Reprinted with permission from the UCLA Daily Bruin, April 23, 2004
By Lauren Rodriguez, Daily Bruin contributor
Rosemary Park Anastos, a former UCLA vice chancellor, remembered by many as a highly intelligent, passionate individual with a wry sense of humor, died April 17 in her Los Angeles home. She was 97.
Park, a language professor and co-founder of the Perpetual Learning and Teaching Association, served as UCLA's vice chancellor from 1967 to 1970 and retired as professor emeritus of education in 1974. Park was also the former president of Barnard College and former president of Connecticut College.
June Macklin, a professor at Connecticut College, remembers Park as a feminist in a "pre-marked feminist era."
"President Park embodied the model of what a woman could do without having to emphasize that we were women," she said.
Linda Lear, a Connecticut College graduate, knew Park in her student days and admired her throughout her academic career.
"She had a steel-trap mind. ... She processed things and kept things in her intellect that most of us don't even dream about."
Park was also known for the high standards she held her colleagues and students to, said Helen Astin, UCLA professor emeritus.
Esther Hirsch, a member of the PLATO society, said she remembered Park attending the early days of one of the society's meeting committees but saying nothing.
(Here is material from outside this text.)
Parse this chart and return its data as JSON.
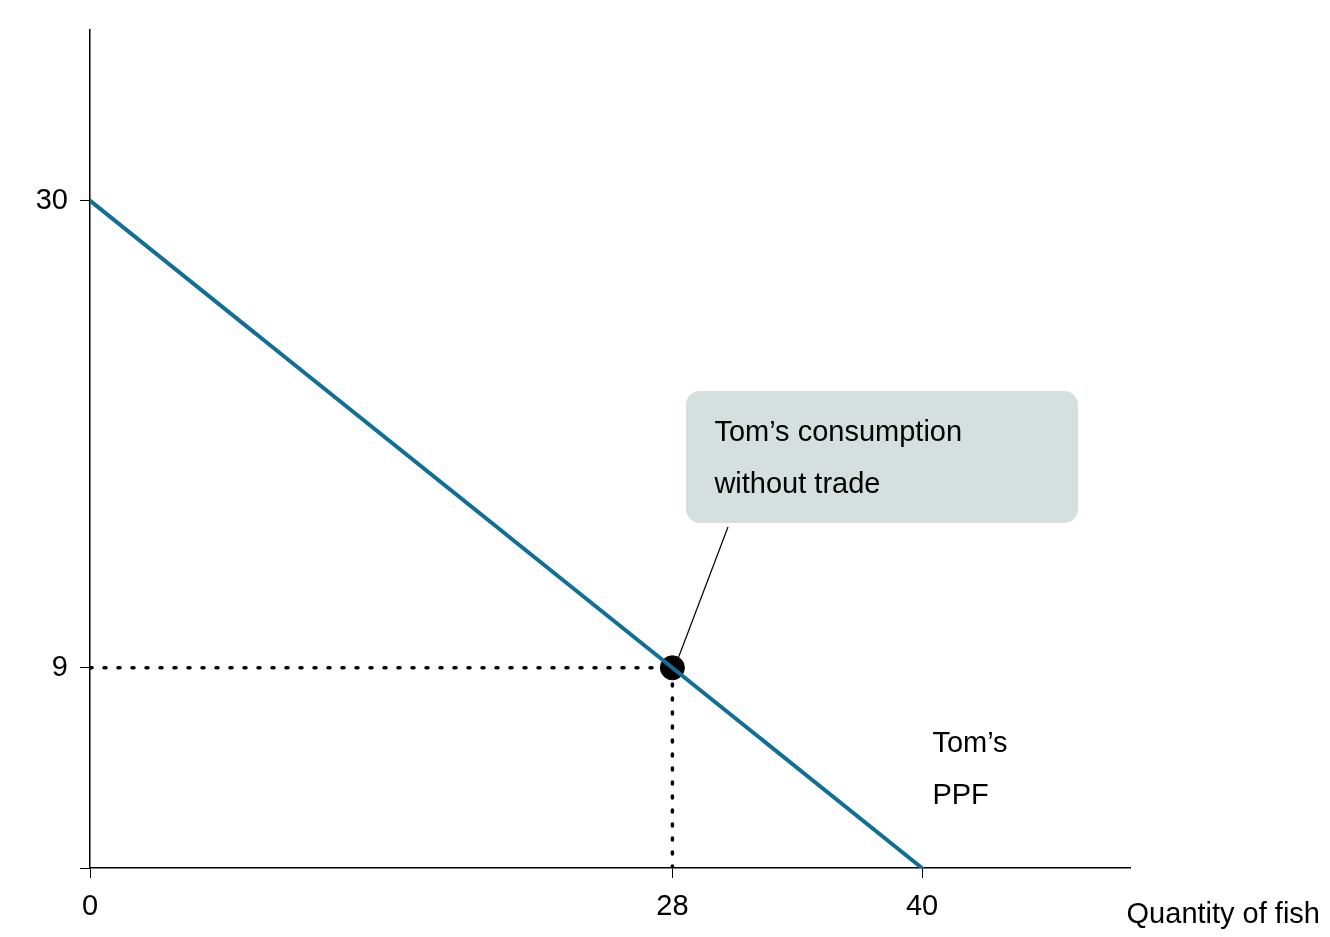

When Hirsch questioned Park about her silence, Park reportedly replied, "I am only here to ensure that the level of offerings of the PLATO society are such that UCLA should support it."
But Park was far from all work, no play. "She loved good times," Astin said. "She was not just all about business. ... She was a woman for all seasons."
Park attended the weekly meetings of the PLATO society her entire life. After an operation that shortened one of her legs, Park continued attending the society meetings with Hirsch.
"I would take her to discussion at the PLATO society every week, until the last week of her life," Hirsch said.
Hirsch once questioned Park on whether attending the meetings was too difficult. She said Park admitted it was getting hard, then countered with, "But I love it."
Park earned a bachelor's degree in German from Radcliffe College and her doctorate from the University of Cologne. After retiring from UCLA, she traveled the country as a speaker on the position of women in education as well as the future of education.
Park was married to Milton Anastos, UCLA professor emeritus of history and Byzantine Greek, who died in 1997.
Lear, who used to go out to garden lunches with the two, remembers them as a "very loving, romantic couple" who "exuded intellectual curiosity and good will toward people."
"Those of us who came under her tutelage were all the better for having her set the pace," Lear said of Park.